Intel SGX2 / Enclave Dynamic Memory Management Patches Posted For Linux
Intel SGX is about defining private memory regions "enclaves" that are encrypted and cannot be read/used by any other processes or the host. SGX can be used for some interesting secure computing scenarios but the belated kernel support as well as various possible security vulnerabilities / attacks have rather limited its scope so far. Earlier this year building off the prior SGX support in Linux 5.11, SGX was brought for KVM guest support in v5.13.
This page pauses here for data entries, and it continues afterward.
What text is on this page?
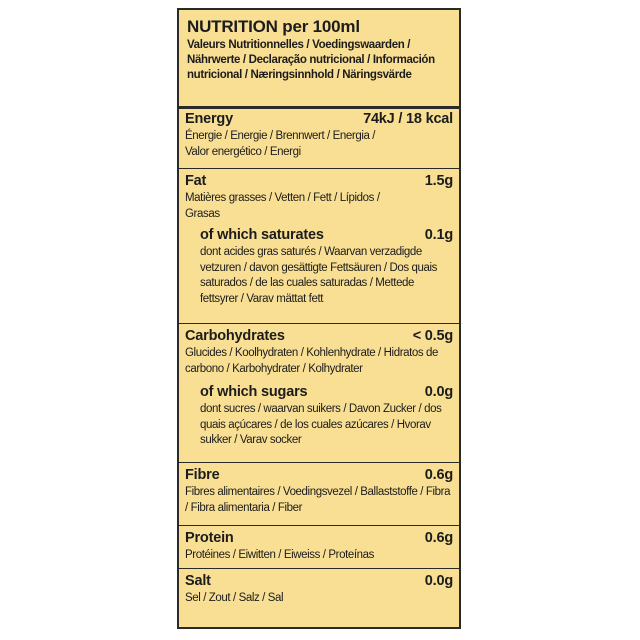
NUTRITION per 100ml
Valeurs Nutritionnelles / Voedingswaarden / Nährwerte / Declaração nutricional / Información nutricional / Næringsinnhold / Näringsvärde
Energy	74kJ / 18 kcal
Énergie / Energie / Brennwert / Energia / Valor energético / Energi
Fat	1.5g
Matières grasses / Vetten / Fett / Lípidos / Grasas
of which saturates	0.1g
dont acides gras saturés / Waarvan verzadigde vetzuren / davon gesättigte Fettsäuren / Dos quais saturados / de las cuales saturadas / Mettede fettsyrer / Varav mättat fett
Carbohydrates	< 0.5g
Glucides / Koolhydraten / Kohlenhydrate / Hidratos de carbono / Karbohydrater / Kolhydrater
of which sugars	0.0g
dont sucres / waarvan suikers / Davon Zucker / dos quais açúcares / de los cuales azúcares / Hvorav sukker / Varav socker
Fibre	0.6g
Fibres alimentaires / Voedingsvezel / Ballaststoffe / Fibra / Fibra alimentaria / Fiber
Protein	0.6g
Protéines / Eiwitten / Eiweiss / Proteínas
Salt	0.0g
Sel / Zout / Salz / Sal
Posted today were patches for bringing up SGX2 support in the Linux kernel. Software Guard Extensions 2 was introduced with Gemini Lake processors but apparently also supported by Ice Lake, both client and Xeon Scalable parts, and should also mean Tiger Lake and other new processors too. Intel hasn't had a convenient list of SGX1 vs. SGX2 SKUs and even the GitHub cited in today's patch series only makes mention of Gemini Lake. Meanwhile even this Intel.com page just notes Ice Lake and Gemini Lake while stating "there is no single list of processors or systems that support SGX2." Further complicating the situation is SGX support being needed to be supported from the BIOS / system vendor side as well.
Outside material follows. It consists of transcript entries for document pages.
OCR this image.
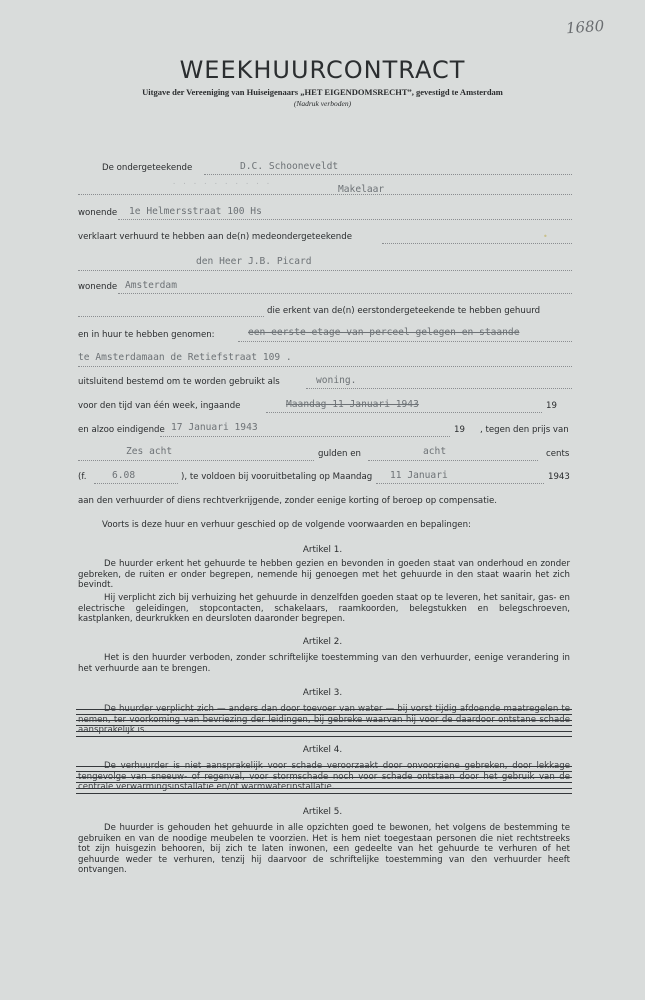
1680
WEEKHUURCONTRACT
Uitgave der Vereeniging van Huiseigenaars „HET EIGENDOMSRECHT”, gevestigd te Amsterdam
(Nadruk verboden)
De ondergeteekende	D.C. Schooneveldt
· · · · · · · · · ·	Makelaar
wonende 1e Helmersstraat 100 Hs
verklaart verhuurd te hebben aan de(n) medeondergeteekende	•
den Heer J.B. Picard
wonende Amsterdam
die erkent van de(n) eerstondergeteekende te hebben gehuurd
en in huur te hebben genomen:	een eerste etage van perceel gelegen en staande
te Amsterdamaan de Retiefstraat 109 .
uitsluitend bestemd om te worden gebruikt als	woning.
voor den tijd van één week, ingaande	Maandag 11 Januari 1943	19
en alzoo eindigende 17 Januari 1943	19 , tegen den prijs van
Zes acht	gulden en	acht	cents
(f.	6.08	), te voldoen bij vooruitbetaling op Maandag 11 Januari	1943
aan den verhuurder of diens rechtverkrijgende, zonder eenige korting of beroep op compensatie.
Voorts is deze huur en verhuur geschied op de volgende voorwaarden en bepalingen:
Artikel 1.
De huurder erkent het gehuurde te hebben gezien en bevonden in goeden staat van onderhoud en zonder gebreken, de ruiten er onder begrepen, nemende hij genoegen met het gehuurde in den staat waarin het zich bevindt.
Hij verplicht zich bij verhuizing het gehuurde in denzelfden goeden staat op te leveren, het sanitair, gas- en electrische geleidingen, stopcontacten, schakelaars, raamkoorden, belegstukken en belegschroeven, kastplanken, deurkrukken en deursloten daaronder begrepen.
Artikel 2.
Het is den huurder verboden, zonder schriftelijke toestemming van den verhuurder, eenige verandering in het verhuurde aan te brengen.
Artikel 3.
De huurder verplicht zich — anders dan door toevoer van water — bij vorst tijdig afdoende maatregelen te nemen, ter voorkoming van bevriezing der leidingen, bij gebreke waarvan hij voor de daardoor ontstane schade aansprakelijk is.
Artikel 4.
De verhuurder is niet aansprakelijk voor schade veroorzaakt door onvoorziene gebreken, door lekkage tengevolge van sneeuw- of regenval, voor stormschade noch voor schade ontstaan door het gebruik van de centrale verwarmingsinstallatie en/of warmwaterinstallatie.
Artikel 5.
De huurder is gehouden het gehuurde in alle opzichten goed te bewonen, het volgens de bestemming te gebruiken en van de noodige meubelen te voorzien. Het is hem niet toegestaan personen die niet rechtstreeks tot zijn huisgezin behooren, bij zich te laten inwonen, een gedeelte van het gehuurde te verhuren of het gehuurde weder te verhuren, tenzij hij daarvoor de schriftelijke toestemming van den verhuurder heeft ontvangen.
With SGX2 there is the ability to modify permissions of regular enclave pages belonging to an enclave, support for the dynamic addition of regular enclave pages to an enclave, support for removing pages from an enclave, and expanding an enclave to allow for more threads. All of these are useful additions for Software Guard Extensions. With the features primarily around expanded page handling for enclaves, SGX2 is also referred to as Enclave Dynamic Memory Management (EDMM).
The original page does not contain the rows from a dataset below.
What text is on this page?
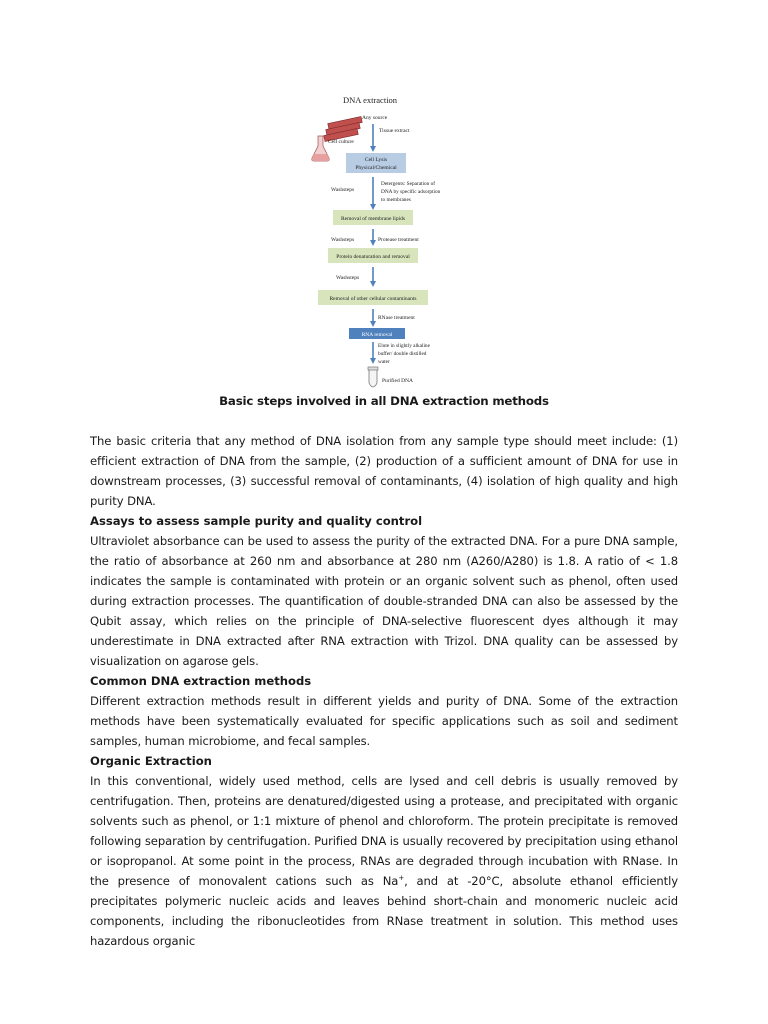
DNA extraction
Any source
Cell culture
Tissue extract
Cell Lysis
Physical/Chemical
Washsteps
Detergents: Separation of
DNA by specific adsorption
to membranes
Removal of membrane lipids
Washsteps	Protease treatment
Protein denaturation and removal
Washsteps
Removal of other cellular contaminants
RNase treatment
RNA removal
Elute in slightly alkaline
buffer/ double distilled
water
Purified DNA
Basic steps involved in all DNA extraction methods

The basic criteria that any method of DNA isolation from any sample type should meet include: (1) efficient extraction of DNA from the sample, (2) production of a sufficient amount of DNA for use in downstream processes, (3) successful removal of contaminants, (4) isolation of high quality and high purity DNA.

Assays to assess sample purity and quality control

Ultraviolet absorbance can be used to assess the purity of the extracted DNA. For a pure DNA sample, the ratio of absorbance at 260 nm and absorbance at 280 nm (A260/A280) is 1.8. A ratio of < 1.8 indicates the sample is contaminated with protein or an organic solvent such as phenol, often used during extraction processes. The quantification of double-stranded DNA can also be assessed by the Qubit assay, which relies on the principle of DNA-selective fluorescent dyes although it may underestimate in DNA extracted after RNA extraction with Trizol. DNA quality can be assessed by visualization on agarose gels.

Common DNA extraction methods

Different extraction methods result in different yields and purity of DNA. Some of the extraction methods have been systematically evaluated for specific applications such as soil and sediment samples, human microbiome, and fecal samples.

Organic Extraction

In this conventional, widely used method, cells are lysed and cell debris is usually removed by centrifugation. Then, proteins are denatured/digested using a protease, and precipitated with organic solvents such as phenol, or 1:1 mixture of phenol and chloroform. The protein precipitate is removed following separation by centrifugation. Purified DNA is usually recovered by precipitation using ethanol or isopropanol. At some point in the process, RNAs are degraded through incubation with RNase. In the presence of monovalent cations such as Na+, and at -20°C, absolute ethanol efficiently precipitates polymeric nucleic acids and leaves behind short-chain and monomeric nucleic acid components, including the ribonucleotides from RNase treatment in solution. This method uses hazardous organic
These 25 patches mailed out today altering 2.6k lines of kernel code get the SGX2 support in place. The patch message does note that no further changes are needed for handling SGX2 in a virtualized environment beyond the initial SGX enablement.
Here's to hoping it won't take nearly as many rounds of review for upstreaming SGX2 support as it did for SGX(1), which it shouldn't now that the base enclave support is in place, so hopefully will reach a mainline kernel in the not too distant future.